Георг озирается, словно очнувшись от сна. Лицо у него теперь такое же красное, как его пижама, и даже лысина порозовела. Генрих испуганно отступает. Георг следует за ним – он в полной ярости. Генрих продолжает отступать.

– Ты заразишь меня! – вопит он. – Ты дышишь мне в лицо своими бациллами! Понимаешь ты, к чему это приведет, если у обоих будет грипп?

– Никто больше не посмеет умирать, – замечаю я.

Достойное зрелище – эта борьба между двумя братьями: Георга в огненной пижаме, потного от бешенства, и Генриха в выходном костюме, одержимого одной заботой – как бы не подхватить грипп. Эту сцену наблюдает, кроме меня, Лиза; она в халате из материи с набивными изображениями парусных судов и, несмотря на отчаянную погоду, чуть не вся высовывается из окна.

В доме, где живет Кнопф, дверь открыта настежь. Перед ней дождь висит, словно занавес из стеклянных бус. В комнатах так темно, что девушки уже зажгли свет. Кажется, будто они там плавают, как дочери Рейна у Вагнера. Под огромным зонтом, похожим на черный гриб, через двор бредет столяр Вильке.

Генрих Кроль исчезает, буквально вытесненный Георгом из конторы.

– Полощите горло соляной кислотой! – кричу я ему вслед. – Грипп для людей вашей комплекции смертелен!

Георг останавливается и хохочет.

– Какой я идиот, – говорит он. – Таких типов ничем не проймешь!

– Откуда у тебя эта пижама? – спрашиваю я. – Ты что, вступил в коммунистическую партию?

Кто-то аплодирует: это Лиза бурно выражает Георгу свое одобрение – весьма нелояльная демонстрация по отношению к ее мужу Вацеку, убежденному национал-социалисту и будущему директору бойни.
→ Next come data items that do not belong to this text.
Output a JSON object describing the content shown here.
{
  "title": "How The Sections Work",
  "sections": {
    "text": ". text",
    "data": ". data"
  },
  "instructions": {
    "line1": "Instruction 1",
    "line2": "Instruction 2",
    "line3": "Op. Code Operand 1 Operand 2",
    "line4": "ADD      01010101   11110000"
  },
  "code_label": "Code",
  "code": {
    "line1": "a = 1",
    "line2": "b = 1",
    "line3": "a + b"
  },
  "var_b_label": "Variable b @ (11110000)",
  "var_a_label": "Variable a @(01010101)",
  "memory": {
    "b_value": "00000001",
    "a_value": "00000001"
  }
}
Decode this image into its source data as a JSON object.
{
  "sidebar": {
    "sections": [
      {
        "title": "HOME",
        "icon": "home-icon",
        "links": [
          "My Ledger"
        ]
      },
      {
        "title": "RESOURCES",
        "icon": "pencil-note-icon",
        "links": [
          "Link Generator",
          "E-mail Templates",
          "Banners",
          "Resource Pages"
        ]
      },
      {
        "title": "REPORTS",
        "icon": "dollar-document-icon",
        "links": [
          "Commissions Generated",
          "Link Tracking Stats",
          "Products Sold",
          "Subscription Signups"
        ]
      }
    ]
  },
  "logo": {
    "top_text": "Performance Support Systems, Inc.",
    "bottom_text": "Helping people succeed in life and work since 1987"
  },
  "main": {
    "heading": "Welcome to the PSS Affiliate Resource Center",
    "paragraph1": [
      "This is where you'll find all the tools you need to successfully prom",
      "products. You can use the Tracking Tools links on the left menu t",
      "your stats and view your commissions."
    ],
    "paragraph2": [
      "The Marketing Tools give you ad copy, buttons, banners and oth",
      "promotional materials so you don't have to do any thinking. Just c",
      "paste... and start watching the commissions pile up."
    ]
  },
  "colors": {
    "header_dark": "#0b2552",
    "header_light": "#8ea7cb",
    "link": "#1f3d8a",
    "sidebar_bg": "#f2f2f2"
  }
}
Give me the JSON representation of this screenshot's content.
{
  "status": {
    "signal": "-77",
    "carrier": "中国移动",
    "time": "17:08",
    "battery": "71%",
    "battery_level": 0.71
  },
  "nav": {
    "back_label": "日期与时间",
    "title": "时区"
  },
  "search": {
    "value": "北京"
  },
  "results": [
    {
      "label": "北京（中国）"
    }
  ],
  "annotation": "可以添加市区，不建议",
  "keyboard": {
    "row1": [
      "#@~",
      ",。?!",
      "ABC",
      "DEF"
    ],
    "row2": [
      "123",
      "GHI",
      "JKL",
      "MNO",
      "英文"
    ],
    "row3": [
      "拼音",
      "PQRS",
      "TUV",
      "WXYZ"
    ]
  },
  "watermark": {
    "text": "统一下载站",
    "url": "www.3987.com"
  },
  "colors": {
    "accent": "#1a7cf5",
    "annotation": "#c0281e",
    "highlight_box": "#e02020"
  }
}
Георг раскланивается, прижав руку к сердцу.

– Укладывайся в постель, – говорю я, – ты до того потеешь, что брызжешь, как фонтан.

– Потеть полезно! Посмотри-ка на дождь! Небо тоже потеет. А еще там, напротив, этот кусок жизни, в распахнутом халатике, с ослепительными зубами, полный смеха! Что мы тут делаем? Интересно, почему мы не взрываемся, как фейерверк? Если бы мы хоть раз по-настоящему поняли, что такое жизнь, мы бы взорвались. Почему я торгую надгробными памятниками? Почему я не падающая звезда? Или не птица гриф, которая парит над Голливудом и выкрадывает самых восхитительных женщин из бассейнов для плаванья? Почему мы должны жить в Верденбрюке и драться в кафе «Централь», вместо того чтобы снарядить караван в Тимбукту и с носильщиками, чья кожа цвета красного дерева, пуститься в дали широкого африканского утра? Почему мы не держим бордель в Иокагаме? Отвечай! Совершенно необходимо это узнать сейчас же! Почему мы не плаваем наперегонки с пурпурными рыбами в алом свете таитянских вечеров? Отвечай!